[Python-ideas] changing sys.stdout encoding (original) (raw)

Jim Jewett jimjjewett at gmail.com
Mon Jun 11 16:21:29 CEST 2012


On Thu, Jun 7, 2012 at 5:00 PM, Mike Meyer <mwm at mired.org> wrote:

On Thu, Jun 7, 2012 at 4:48 PM, Rurpy <rurpy at yahoo.com> wrote:

I suspect the vast majority of programmers are interested in a language that allows them to effectively get done what they need to,

Agreed.

The problem is that your use case gets hit by several special cases at once.

Usually, you don't need to worry about encodings at all; the default is sufficient. Obviously not the case for you.

Usually, the answer is just to open a file (or stream) the way you want to. sys.stdout is special because you don't open it.
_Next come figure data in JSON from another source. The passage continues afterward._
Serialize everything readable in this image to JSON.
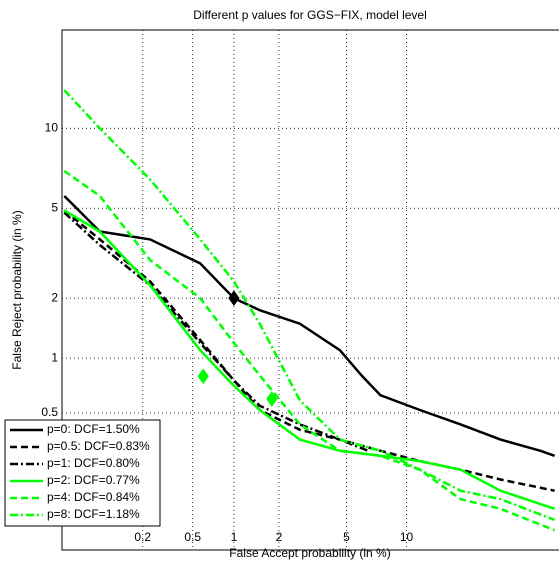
{
  "chart_data": {
    "type": "det",
    "title": "Different p values for GGS−FIX, model level",
    "x_label": "False Accept probability (in %)",
    "y_label": "False Reject probability (in %)",
    "xscale": "probit",
    "yscale": "probit",
    "xlim": [
      0.038,
      36
    ],
    "ylim": [
      0.069,
      20.2
    ],
    "xticks": [
      0.2,
      0.5,
      1,
      2,
      5,
      10
    ],
    "yticks": [
      0.5,
      1,
      2,
      5,
      10
    ],
    "grid": true,
    "legend": "lower left",
    "series": [
      {
        "name": "p=0: DCF=1.50%",
        "color": "#000000",
        "style": "solid",
        "x": [
          0.04,
          0.085,
          0.23,
          0.57,
          1.0,
          1.5,
          2.7,
          4.6,
          6,
          7.5,
          11.5,
          17,
          23.8,
          31.9,
          35
        ],
        "values": [
          5.6,
          4.0,
          3.7,
          2.9,
          2.0,
          1.75,
          1.5,
          1.1,
          0.81,
          0.63,
          0.52,
          0.43,
          0.35,
          0.3,
          0.28
        ],
        "dcf_point": [
          1.0,
          2.0
        ]
      },
      {
        "name": "p=0.5: DCF=0.83%",
        "color": "#000000",
        "style": "dashed",
        "x": [
          0.04,
          0.085,
          0.23,
          0.57,
          1.0,
          1.5,
          2.7,
          4.6,
          7.5,
          11.5,
          17,
          23.8,
          35
        ],
        "values": [
          4.9,
          3.7,
          2.4,
          1.24,
          0.76,
          0.52,
          0.4,
          0.35,
          0.3,
          0.26,
          0.23,
          0.2,
          0.17
        ]
      },
      {
        "name": "p=1: DCF=0.80%",
        "color": "#000000",
        "style": "dashdot",
        "x": [
          0.04,
          0.085,
          0.23,
          0.57,
          1.0,
          1.5,
          2.7,
          4.6,
          6.5
        ],
        "values": [
          4.8,
          3.5,
          2.3,
          1.2,
          0.76,
          0.55,
          0.43,
          0.35,
          0.3
        ]
      },
      {
        "name": "p=2: DCF=0.77%",
        "color": "#00ff00",
        "style": "solid",
        "x": [
          0.04,
          0.085,
          0.23,
          0.57,
          1.0,
          1.5,
          2.7,
          4.6,
          7.5,
          11.5,
          17,
          23.8,
          35
        ],
        "values": [
          4.9,
          4.0,
          2.3,
          1.1,
          0.71,
          0.52,
          0.35,
          0.3,
          0.28,
          0.26,
          0.23,
          0.17,
          0.13
        ],
        "dcf_point": [
          0.6,
          0.8
        ]
      },
      {
        "name": "p=4: DCF=0.84%",
        "color": "#00ff00",
        "style": "dashed",
        "x": [
          0.04,
          0.085,
          0.23,
          0.57,
          1.0,
          1.5,
          2.7,
          4.6,
          7.5,
          11.5,
          17,
          23.8,
          35
        ],
        "values": [
          7.0,
          5.6,
          3.0,
          2.0,
          1.2,
          0.81,
          0.43,
          0.3,
          0.28,
          0.23,
          0.15,
          0.13,
          0.094
        ],
        "dcf_point": [
          1.8,
          0.6
        ]
      },
      {
        "name": "p=8: DCF=1.18%",
        "color": "#00ff00",
        "style": "dashdot",
        "x": [
          0.04,
          0.085,
          0.23,
          0.57,
          1.0,
          1.5,
          2.7,
          4.6,
          7.5,
          11.5,
          17,
          23.8,
          35
        ],
        "values": [
          13.4,
          10,
          6.5,
          3.7,
          2.4,
          1.5,
          0.59,
          0.35,
          0.3,
          0.23,
          0.17,
          0.15,
          0.11
        ]
      }
    ]
  }
}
If you do want to change sys.stdout, usually the answer is to replace it with a different object. Apparently (though I missed the reason why) that doesn't work for you, and you need to keep using the same underlying stream.

So at that point, replacing it with a wrapped version of itself probably is the simplest solution.

The remaining problem is how to find the least bad way of doing that. Your solution does work. Adding it as an example to the docs would probably be reasonable, but someone seems to have worked pretty hard at keeping the sys module documentation short. I could personally support a wrap function on the sys.std* streams that took care of flushing before wrapping, but ... there is a cost, in that the API gets longer, and therefore harder to learn.

or applications outside of those built for your system that have a "--encoding" type flag?

There are plenty of applications with an encoding flag; I'm not sure how often it applies to sys.std*, as opposed to named files.